Patricia Ferguson cold case: Man charged with manslaughter seeking bail
A Montreal man accused of manslaughter in the disappearance of a young mother decades ago in Pointe-aux-Trembles is trying to seek bail while awaiting trial.
Serge Audette, 69, was on parole in 1996 when Patricia Ferguson disappeared. At the time, police issued a missing-person alert, but there was never any form of a follow-up, and the case went cold.
Audette was finally arrested and charged with manslaughter in June. He is currently behind bars on unrelated charges, but he still has the right to seek bail.

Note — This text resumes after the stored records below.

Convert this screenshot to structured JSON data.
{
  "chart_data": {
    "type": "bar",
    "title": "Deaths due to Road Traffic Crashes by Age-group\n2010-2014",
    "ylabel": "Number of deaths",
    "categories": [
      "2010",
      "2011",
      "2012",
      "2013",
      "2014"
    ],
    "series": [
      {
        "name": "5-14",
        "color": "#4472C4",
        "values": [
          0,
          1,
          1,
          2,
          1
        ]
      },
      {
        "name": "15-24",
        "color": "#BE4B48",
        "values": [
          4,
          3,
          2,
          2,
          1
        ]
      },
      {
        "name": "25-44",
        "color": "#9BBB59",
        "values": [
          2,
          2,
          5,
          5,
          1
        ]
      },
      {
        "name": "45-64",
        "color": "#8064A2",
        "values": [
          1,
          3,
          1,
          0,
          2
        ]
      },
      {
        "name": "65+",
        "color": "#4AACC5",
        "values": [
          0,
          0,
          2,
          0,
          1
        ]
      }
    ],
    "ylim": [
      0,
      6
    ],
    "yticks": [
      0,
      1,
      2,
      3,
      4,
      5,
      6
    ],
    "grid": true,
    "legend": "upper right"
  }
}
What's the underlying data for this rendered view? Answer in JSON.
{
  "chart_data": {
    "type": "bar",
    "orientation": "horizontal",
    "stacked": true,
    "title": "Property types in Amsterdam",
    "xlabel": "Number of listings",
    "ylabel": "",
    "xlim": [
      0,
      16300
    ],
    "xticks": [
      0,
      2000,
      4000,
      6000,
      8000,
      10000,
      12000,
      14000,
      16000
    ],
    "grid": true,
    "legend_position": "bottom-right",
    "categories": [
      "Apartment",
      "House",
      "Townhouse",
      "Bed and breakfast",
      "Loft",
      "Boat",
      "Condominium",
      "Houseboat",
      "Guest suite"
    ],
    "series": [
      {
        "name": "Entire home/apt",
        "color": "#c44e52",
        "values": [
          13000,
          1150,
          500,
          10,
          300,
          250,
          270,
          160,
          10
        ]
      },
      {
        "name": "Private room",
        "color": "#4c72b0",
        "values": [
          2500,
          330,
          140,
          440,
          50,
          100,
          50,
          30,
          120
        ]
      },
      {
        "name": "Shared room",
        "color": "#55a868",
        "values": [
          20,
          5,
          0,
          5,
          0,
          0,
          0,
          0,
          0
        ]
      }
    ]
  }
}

The evidence presented during his court appearance on Tuesday is protected by a publication ban.
His arrest follows a lengthy investigation by a local private investigator working with the Unsolved Murders and Missing Cases of Quebec, with the involvement of documentary filmmaker and Noovo Info anchor Marie-Christine Bergeron.
Their production, L'appartement 5, triggered a new investigation by Montreal police, who used the information gathered to trace and arrest Audette.
The man has a lengthy criminal record involving sex crimes, before and after the alleged events of 1996.
Outside the courtroom, Ferguson’s daughter admitted she was slowly absorbing what she’s living through as an adult, who last saw her mother when she was just 11 months old.
"I’m learning to live with the answers, that my mother isn’t coming back," Sabrina Ferguson told CTV News.
The young Ferguson says she grew up understanding she had been abandoned by her mother and lived with that frustration until the actual facts were revealed.
"I only wish I knew where her final resting place is," she said, "so I can truly live my grief."
The ruling on the request for bail is expected at a later date.